Part I · Wonder
Wonder
when i was young, riding in my parents' car, i used to lean against the window and fog the glass with my breath. i'd draw smiley faces toward the moon as she followed us home, hoping
she would know
she wasn't alone.
i don't remember when i learned the moon wasn't following me. i only remember the sound my breath made against the window. the sound of my own giggle when i was certain the moon had finally found a friend.
she was beautiful to me.
but she always looked lonely.
yes, she had the stars, and i imagined they spoke to her when i couldn't. still, they never felt like enough. so i learned the names my ancestors had given them.
orion.
hydra.
ursa major.
ursa minor.
i learned their stories because i thought she deserved them. stories bigger than mine. stories worthy of her attention, so she wouldn't have to cross the night alone.
like orion.
like perseus.
like every name
my ancestors carved
into the sky
and found themselves
within.
the hunter.
the fearless swordsman.
men
who carried
faith,
honor,
and grace
as though
they had always known
who they were.
i admired them. maybe because i hoped someone might tell my story someday. or maybe i simply wanted to become someone worth looking up to. i didn't know it then. i just knew i wanted to be the one who arrived when someone needed him.
the older i became, the less the stories were enough. i wanted to know why the moon always found me. why the stars stayed. why the night felt so impossibly alive.

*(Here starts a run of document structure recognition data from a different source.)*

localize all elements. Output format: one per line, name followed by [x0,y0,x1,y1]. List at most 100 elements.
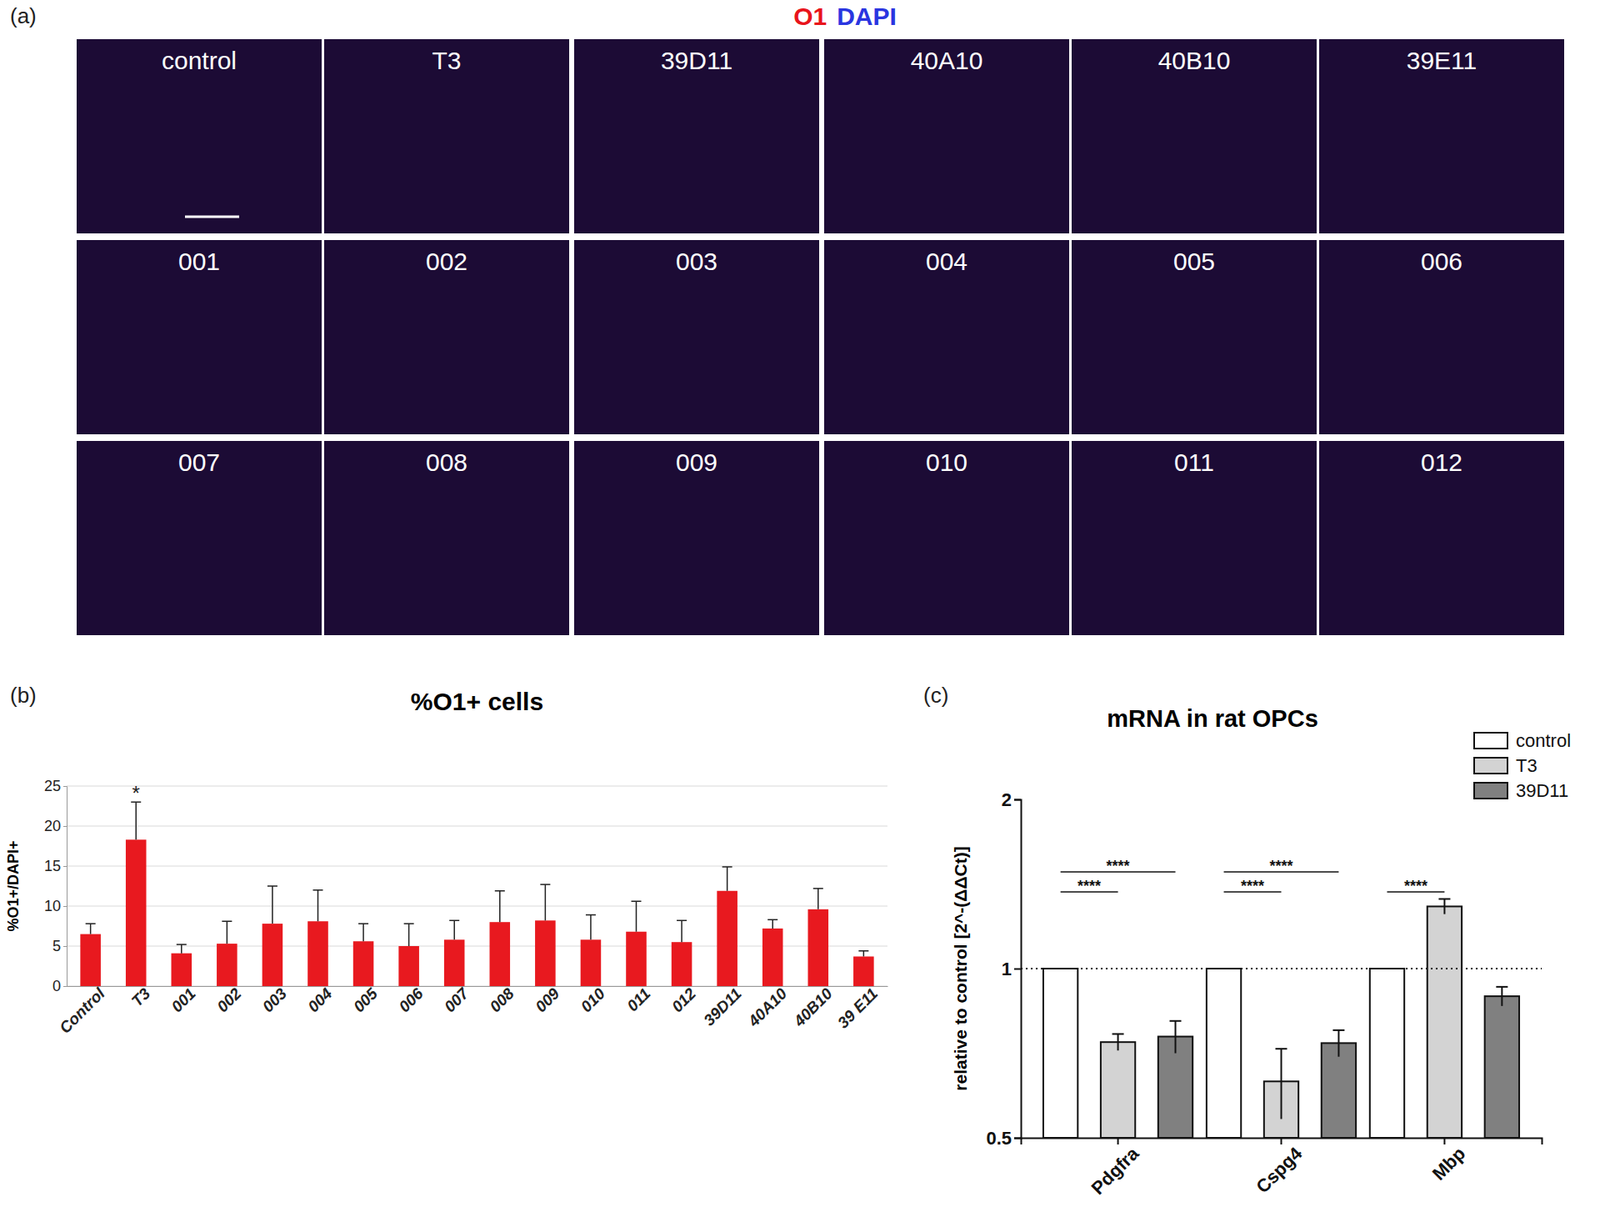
stain-name: DAPI [836,2,897,30]
tick-label: Pdgfra [1087,1142,1144,1199]
legend: control T3 39D11 [1474,730,1571,801]
error-stem [1175,1020,1177,1054]
tile-label: 006 [1420,247,1463,275]
error-cap [1438,897,1450,900]
tick-label: 007 [440,983,473,1015]
tile-label: 40B10 [1158,46,1231,75]
tick: 005 [350,984,382,1016]
tick: 011 [623,984,654,1015]
tile-label: 004 [925,247,968,275]
error-bar [813,888,824,910]
image-tile: 009 [574,440,820,635]
tick-label: Control [55,984,109,1037]
tile-background [76,440,322,635]
tick-label: 0 [52,977,61,995]
tick-label: 006 [395,984,427,1016]
tick-mark [63,985,67,987]
tile-label: 001 [178,247,220,275]
tile-background [324,440,570,635]
tick-mark [1014,968,1021,970]
grid-line [66,865,888,867]
bar [1043,968,1078,1138]
tile-background [1071,440,1317,635]
tick: 2 [1001,789,1021,810]
tick-label: 39D11 [700,984,745,1029]
error-stem [271,885,274,924]
legend-entry: control [1474,730,1571,751]
error-bar [858,950,869,957]
marks [80,801,874,986]
tile-background [824,240,1070,435]
tile-label: 011 [1174,448,1215,476]
tile-label: 39E11 [1406,46,1478,75]
error-cap [85,922,96,925]
tick-label: 1 [1001,958,1012,980]
tick: 5 [52,937,67,955]
legend-entry: 39D11 [1474,780,1569,801]
bar [80,934,101,986]
scale-bar [185,215,240,219]
tick-mark [63,905,67,907]
error-cap [1112,1032,1125,1035]
error-cap [813,887,824,890]
tile-label: control [161,46,237,75]
tile-background [324,240,570,435]
error-bar [130,801,141,840]
chart-c: mRNA in rat OPCsrelative to control [2^-… [950,705,1571,1199]
significance-label: **** [1240,877,1265,895]
axis-line [1014,800,1022,1139]
image-tile: 007 [76,440,322,635]
bar [398,945,420,986]
tick: 39D11 [700,984,745,1029]
error-stem [635,900,638,931]
tile-label: 005 [1173,247,1215,275]
image-tile: 012 [1319,440,1565,635]
error-stem [226,920,229,944]
error-bar [540,884,550,920]
error-bar [176,944,187,954]
tick-label: 004 [304,984,336,1016]
tick: 40B10 [790,984,836,1030]
image-tile: control [76,39,322,234]
grid-line [66,905,888,907]
error-cap [676,920,687,922]
grid-line [66,785,888,787]
tick-label: T3 [128,984,155,1010]
error-stem [317,890,320,921]
tick: 004 [304,984,336,1016]
tick: 1 [1001,958,1021,980]
error-bar [1170,1020,1182,1054]
tile-background [574,240,820,435]
tile-label: 002 [425,247,468,275]
error-stem [90,923,92,934]
image-tile: 010 [824,440,1070,635]
reference-line [1020,967,1542,970]
tile-background [574,440,820,635]
tile-label: 012 [1420,448,1463,476]
bar [1427,905,1462,1138]
stain-name: O1 [793,2,827,30]
legend-entry: T3 [1474,755,1538,776]
tick-label: 008 [486,984,519,1016]
error-stem [499,890,501,922]
tick-label: 011 [623,984,654,1015]
tick-label: 003 [259,984,291,1016]
axis-line [1021,1138,1543,1145]
tick: 25 [44,777,67,795]
image-tile: 008 [324,440,570,635]
error-cap [267,885,278,887]
error-bar [85,923,96,934]
error-stem [1500,986,1503,1006]
error-stem [1280,1048,1283,1119]
bar [1206,968,1241,1138]
tick: 10 [44,897,67,915]
error-bar [676,920,687,942]
tick-label: 20 [44,817,61,835]
y-axis: 0.512 [985,789,1021,1149]
tick-label: 009 [531,984,564,1016]
tick-label: 2 [1001,789,1012,810]
tile-label: 007 [178,448,220,476]
tick: 008 [486,984,519,1016]
tile-label: 010 [925,448,968,476]
error-bar [630,900,641,931]
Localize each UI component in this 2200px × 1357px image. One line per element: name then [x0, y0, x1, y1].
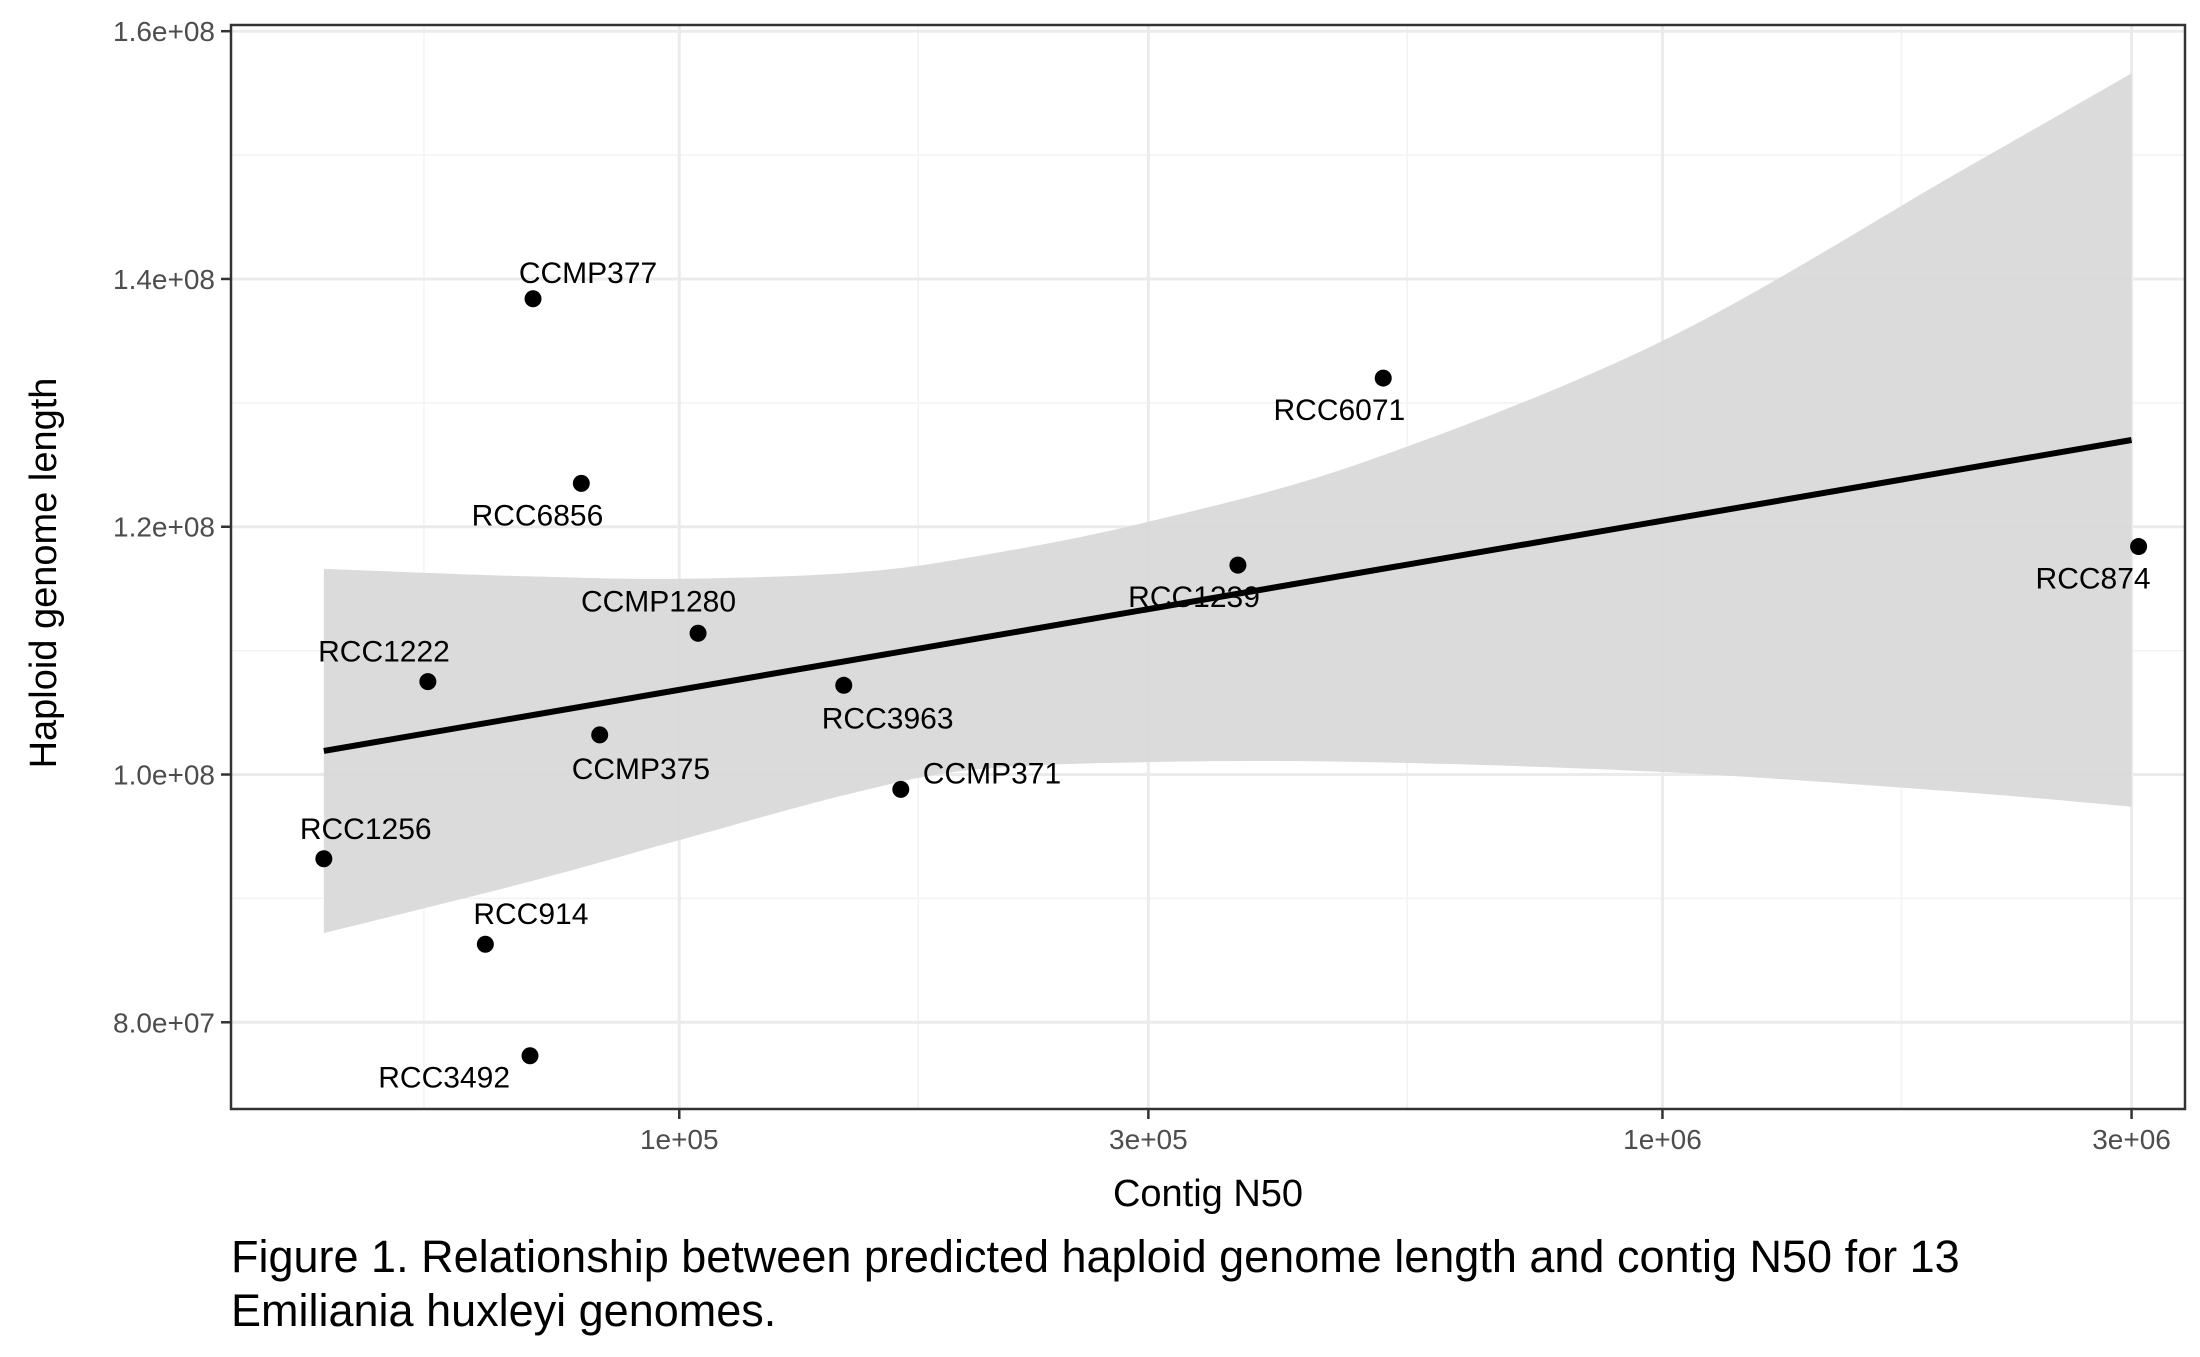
point-label: CCMP371 — [923, 757, 1061, 790]
data-point — [1229, 556, 1247, 574]
point-label: RCC914 — [473, 898, 588, 931]
x-axis-title: Contig N50 — [1113, 1173, 1303, 1215]
x-tick-label: 1e+05 — [640, 1124, 719, 1155]
point-label: CCMP377 — [519, 257, 657, 290]
point-label: CCMP375 — [572, 753, 710, 786]
data-point — [419, 673, 437, 691]
point-label: RCC1256 — [300, 813, 432, 846]
point-labels: CCMP377 RCC6856 CCMP1280 RCC1222 CCMP375 RCC3… — [300, 257, 2151, 1095]
data-point — [572, 474, 590, 492]
axis-ticks — [221, 29, 2133, 1119]
x-tick-label: 3e+05 — [1109, 1124, 1188, 1155]
confidence-band — [323, 73, 2132, 934]
point-label: RCC874 — [2036, 563, 2151, 596]
x-tick-labels: 1e+05 3e+05 1e+06 3e+06 — [640, 1124, 2171, 1155]
y-axis-title: Haploid genome length — [23, 378, 65, 769]
data-point — [315, 850, 333, 868]
y-tick-label: 1.6e+08 — [113, 16, 215, 47]
point-label: CCMP1280 — [581, 585, 736, 618]
x-tick-label: 3e+06 — [2092, 1124, 2171, 1155]
point-label: RCC1239 — [1128, 581, 1260, 614]
x-tick-label: 1e+06 — [1623, 1124, 1702, 1155]
panel-border — [229, 23, 2187, 1111]
data-point — [1374, 369, 1392, 387]
data-points — [315, 290, 2148, 1065]
point-label: RCC3963 — [822, 702, 954, 735]
figure-caption: Figure 1. Relationship between predicted… — [231, 1231, 1960, 1336]
data-point — [476, 935, 494, 953]
y-tick-labels: 8.0e+07 1.0e+08 1.2e+08 1.4e+08 1.6e+08 — [113, 16, 215, 1038]
point-label: RCC6856 — [472, 499, 604, 532]
data-point — [521, 1047, 539, 1065]
y-tick-label: 8.0e+07 — [113, 1007, 215, 1038]
y-tick-label: 1.0e+08 — [113, 760, 215, 791]
data-point — [524, 290, 542, 308]
data-point — [2130, 538, 2148, 556]
point-label: RCC3492 — [378, 1062, 510, 1095]
point-label: RCC1222 — [318, 636, 450, 669]
data-point — [689, 624, 707, 642]
data-point — [591, 726, 609, 744]
data-point — [892, 780, 910, 798]
trend-line — [323, 437, 2133, 754]
point-label: RCC6071 — [1273, 394, 1405, 427]
y-tick-label: 1.4e+08 — [113, 264, 215, 295]
data-point — [835, 676, 853, 694]
y-tick-label: 1.2e+08 — [113, 512, 215, 543]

so i started asking different questions.
the answers changed.
the wondering never did.
somewhere along the way,
mythology
became astronomy.
stories
became equations.
the questions
remained
the same.
and i found myself
baring my soul
to the big bang.
i thought the deeper i looked, the closer i would get. the moon became a satellite. the stars became furnaces. constellations dissolved into distances too vast for the mind to hold.
pure energy.
nuclear fire.
hydrogen
becoming
helium.
helium
becoming
carbon.
fourteen billion years
spent
learning
how to become
me.
stars
consumed themselves
until they could no longer
carry
their own light.
they collapsed.
everything
they had become
became us.
i used to think mythology and science were opposites. one was imagination. the other was discovery. the older i get, the less convinced i become. both begin with someone staring into the night, refusing to believe silence is enough of an answer.
why are we here?
neither has ever stopped asking.
we searched the sky
to give it shape.
gave myths of men
to what was natural,
biological,
& divine.
sublime,
we reached
into the night
to make sense
of stars
we were never
built to read.
so i wrote to you,
god.
letter
after letter.
wonder
after wonder.
prayer
after prayer.
i kept waiting for certainty. not proof. not miracles. just enough of an answer to quiet the part of me that never stopped looking out the car window.
instead,
every answer became another question.
& i waited for your breath.
the more i searched, the less interested i became in being right. i wandered through philosophy, physics, scripture, and history, hoping one of them would finally feel like home. none of them completed me. each held a fragment of something larger, as though every generation had inherited a different piece of the same impossible conversation.
but here i stand
scouring the stars
for your name
scratching
constellations
into the darkness
like a wound.
i used to think faith meant certainty. now i wonder if faith is simply refusing to stop searching after certainty never arrives. because i still don't know how to surrender my life to a voice i have never heard say my name.
i searched
the stars.
i searched
equations.
i searched
scripture.
eventually...
there was nowhere
left to look
except inward.
the farther i searched, the more i realized i wasn't looking for knowledge.
i was looking for home.
not because i expected to find god there.
because i had exhausted every other direction.
i sat with myself longer than i ever had before. i peeled back every identity i had spent years trying to become.
the hero.
the believer.
the skeptic.
the son.
the father.
the friend.
piece by piece,
they fell away,
until all that remained was the quiet question beneath them all.
my lungs
keep making space
for your absence.
every inhale,
a hope.
every exhale,
another prayer
returning
unanswered.
even the stars—
consuming hydrogen,
fusing helium,
collapsing beneath
their own impossible weight—
cannot teach me
how to carry
silence.
yet every morning,
i breathe
as though
something
is still
breathing
with me.
the moon never needed me. she never heard my stories. she never followed our car.
none of that was ever true.
but somehow,
the wondering was.
it never left.
so every now and then, when the glass fogs beneath my breath, i still find myself wanting to draw one more smile—
just in case someone out there needs to know they aren't alone.